3. Your Sobriety Is Non-Negotiable

This one requires effort from both parties, but you can save some time and heartache by playing your sober card from the jump. Your sobriety doesn't need to be the focal point of your relationship, but it IS non-negotiable. My partner met me as a drinker but had no issue supporting me living sober. In fact, I believe I have a harder time with it most days than he does. He still drinks but is mindful of my journey and boundaries.

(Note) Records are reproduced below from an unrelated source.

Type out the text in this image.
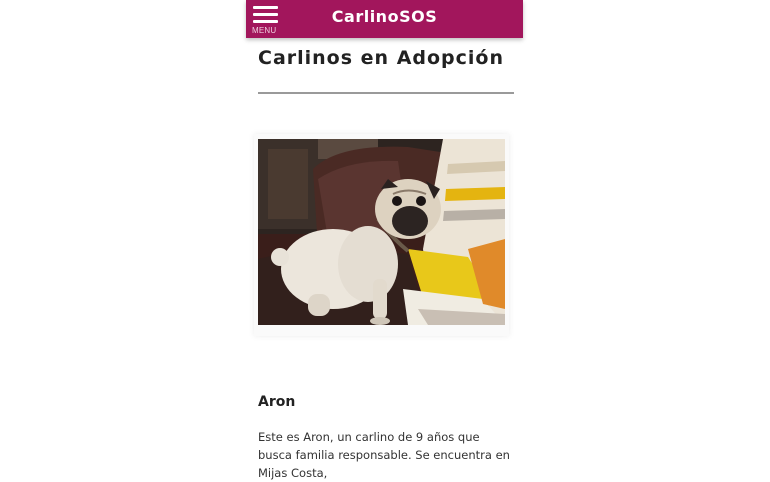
MENU
CarlinoSOS
Carlinos en Adopción
Aron

Este es Aron, un carlino de 9 años que busca familia responsable. Se encuentra en Mijas Costa,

It pays to consider different scenarios when you're preparing to jump back into the dating pool. What's the conversation going to give? What if the person encourages you to drink? Do you feel comfortable being with someone who casually consumes alcohol? Running through scenarios such as this will help you be clear on your expectations of yourself and your potential partner.


4. Take It Slow

Patience is a virtue that I'm finally beginning to master. In the past, I'd move through a relationship like Speedy Gonzalez only to find out the person I saw through my rose-colored glasses was not someone I needed to be with. Slowing things down, taking time to get to know someone, and allowing love to grow organically is a jam we should all be grooving to.

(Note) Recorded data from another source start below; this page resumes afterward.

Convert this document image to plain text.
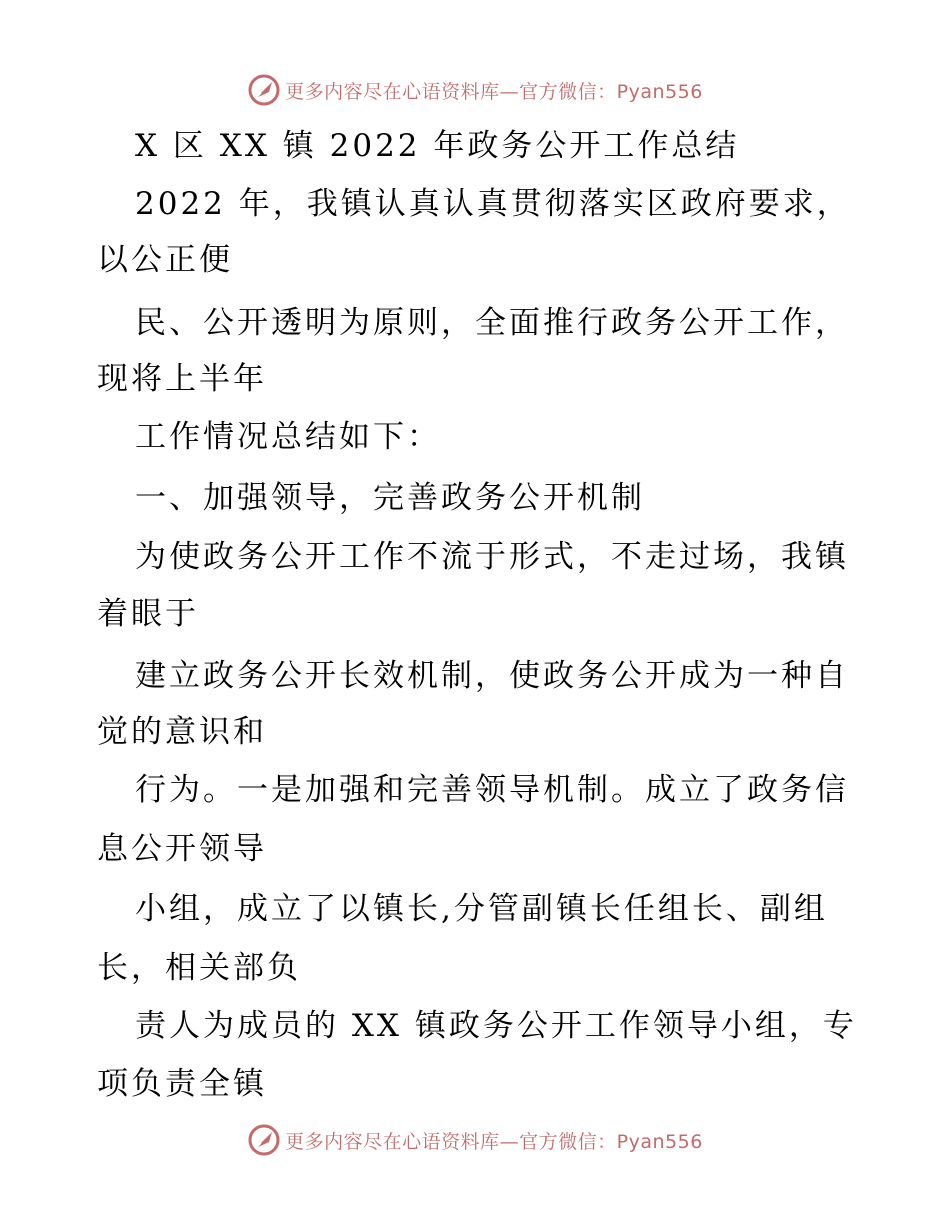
更多内容尽在心语资料库—官方微信：Pyan556
X 区 XX 镇 2022 年政务公开工作总结
2022 年，我镇认真认真贯彻落实区政府要求，
以公正便
民、公开透明为原则，全面推行政务公开工作，
现将上半年
工作情况总结如下：
一、加强领导，完善政务公开机制
为使政务公开工作不流于形式，不走过场，我镇
着眼于
建立政务公开长效机制，使政务公开成为一种自
觉的意识和
行为。一是加强和完善领导机制。成立了政务信
息公开领导
小组，成立了以镇长,分管副镇长任组长、副组
长，相关部负
责人为成员的 XX 镇政务公开工作领导小组，专
项负责全镇
更多内容尽在心语资料库—官方微信：Pyan556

I 100% do NOT suggest the Speedy Gozalez method of dating. 10/10 wouldn't recommend,

Honestly, when it comes to matters of the heart there's never too much time. Giving yourself time and space to get comfortable with the idea of dating is also beneficial. Our hearts and our brains rarely agree on things. But when it comes to giving your time and energy to this dating game, you have to use your brain muscles, baby.


Be stingy with your love and take your sweet time. Take walks, share a meal, go to a movie, give yourselves the opportunity to get to know each other. Withhold intimacy until you're sure you can trust the person. Be on the lookout for red flags and signs of codependency. If you feel like things won't work out and decide to end the relationship in the early stages, DO IT! Save yourself the stress and protect your sobriety!


Taking the time to build a strong foundation for a healthy, positive union only strengthens your sobriety. It also leads to more fulfilling opportunities for growth.


I hope these tips help you and hopefully erodes some of the anxiety that comes with dating. Remember that YOU are the most incredible person and you're doing amazing. Protect your light at all costs, friend.